Here is example how to grep it:
grep -i Error /usr/local/avamar/var/ddrmaintlogs/ddrmaint.log|grep -v -i "gc"
It can be from bad backup to whatever, so this is essential as you need to understand what is causing the problem. Usually its some backup that is corrupted and you need to remove it.
And for the other issue, I would not touch to default (and recommended) checkpoint retention scheme, which is cpmostrecent="2", cphfschecked="1" as if your system is working properly as it should there absolutely is no need to tune these in normal environment.
You can and should (if you don't know what to do) open SR to Dell if DDR_ERROR exists in Avamar.
RusscsCarter
17 Posts
0
April 28th, 2022 08:00
Thank you, I'll look into these logs to better understand the error.
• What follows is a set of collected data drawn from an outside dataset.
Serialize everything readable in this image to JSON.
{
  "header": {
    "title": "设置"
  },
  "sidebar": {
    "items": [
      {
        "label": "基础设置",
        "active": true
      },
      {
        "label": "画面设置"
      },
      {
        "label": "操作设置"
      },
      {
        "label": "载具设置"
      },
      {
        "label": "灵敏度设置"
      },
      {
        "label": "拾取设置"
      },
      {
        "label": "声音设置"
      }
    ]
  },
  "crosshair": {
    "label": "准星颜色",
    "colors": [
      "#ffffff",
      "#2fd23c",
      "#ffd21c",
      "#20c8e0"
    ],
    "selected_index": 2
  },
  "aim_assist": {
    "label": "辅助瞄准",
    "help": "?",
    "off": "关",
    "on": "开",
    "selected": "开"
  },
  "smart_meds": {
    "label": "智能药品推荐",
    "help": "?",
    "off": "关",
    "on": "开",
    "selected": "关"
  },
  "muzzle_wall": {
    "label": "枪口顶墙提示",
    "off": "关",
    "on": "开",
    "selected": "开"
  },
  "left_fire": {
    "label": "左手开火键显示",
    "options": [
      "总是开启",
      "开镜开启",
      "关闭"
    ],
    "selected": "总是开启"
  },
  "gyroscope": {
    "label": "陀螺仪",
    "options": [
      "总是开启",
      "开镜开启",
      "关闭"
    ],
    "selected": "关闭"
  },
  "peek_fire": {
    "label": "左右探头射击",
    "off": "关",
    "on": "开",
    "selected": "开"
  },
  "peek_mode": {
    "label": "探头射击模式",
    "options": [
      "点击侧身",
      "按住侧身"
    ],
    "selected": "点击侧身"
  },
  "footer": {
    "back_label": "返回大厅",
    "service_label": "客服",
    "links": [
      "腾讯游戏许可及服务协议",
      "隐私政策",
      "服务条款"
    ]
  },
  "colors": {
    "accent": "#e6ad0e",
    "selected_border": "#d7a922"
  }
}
Though I don't understand the point in having checkpoints, if when my avamar stops working it's already deleted the checkpoints that could be helpful. Please explain.
Ilavarasan IC
1 Rookie
1 Rookie
•
50 Posts
0
April 28th, 2022 08:00
Login to AVE via command line and run the command " status.dpn " and " dpnctl status " it should give you an idea of what your system is currently doing.
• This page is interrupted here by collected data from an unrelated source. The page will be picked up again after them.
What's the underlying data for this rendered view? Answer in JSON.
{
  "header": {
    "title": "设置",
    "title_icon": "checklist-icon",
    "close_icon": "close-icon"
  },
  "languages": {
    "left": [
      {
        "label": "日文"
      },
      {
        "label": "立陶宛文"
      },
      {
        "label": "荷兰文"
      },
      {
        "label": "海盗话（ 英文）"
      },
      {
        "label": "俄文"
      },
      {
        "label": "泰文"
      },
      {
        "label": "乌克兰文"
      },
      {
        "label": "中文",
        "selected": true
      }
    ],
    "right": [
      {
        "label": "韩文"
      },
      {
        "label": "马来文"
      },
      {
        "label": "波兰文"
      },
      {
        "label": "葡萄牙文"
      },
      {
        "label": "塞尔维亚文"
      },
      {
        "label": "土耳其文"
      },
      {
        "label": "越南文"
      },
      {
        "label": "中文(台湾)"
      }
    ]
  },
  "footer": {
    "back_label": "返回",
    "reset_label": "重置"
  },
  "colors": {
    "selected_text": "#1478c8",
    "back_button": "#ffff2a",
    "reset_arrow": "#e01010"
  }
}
look at validated checkpoints as last know good config, in case if there are any issue you can go to last good config.
In your case issue might not be checkpoint it might be something else.
Niko Virta
1 Rookie
1 Rookie
•
27 Posts
1
April 28th, 2022 09:00
Checkpoints are system-wide backups of Avamar for disaster recovery. They are validated after done and thus as you have DDR ERROR currently in system the validation has not succeeded.
As they are systemwide, you would not use them in DDR_ERROR situation as usually backups are still flowing from other clients or for example to other Data Domains. When you rollback to yesterdays checkpoint you lose everything that has happened after that checkpoint. That is why it is not used unless there is no other way to recover the system.
Good example when you would use rollback is unsuccessfull upgrade when there is no other way to get system up and running. Checkpoint is always taken before the upgrade. But hopefully you don't have to do rollback ever.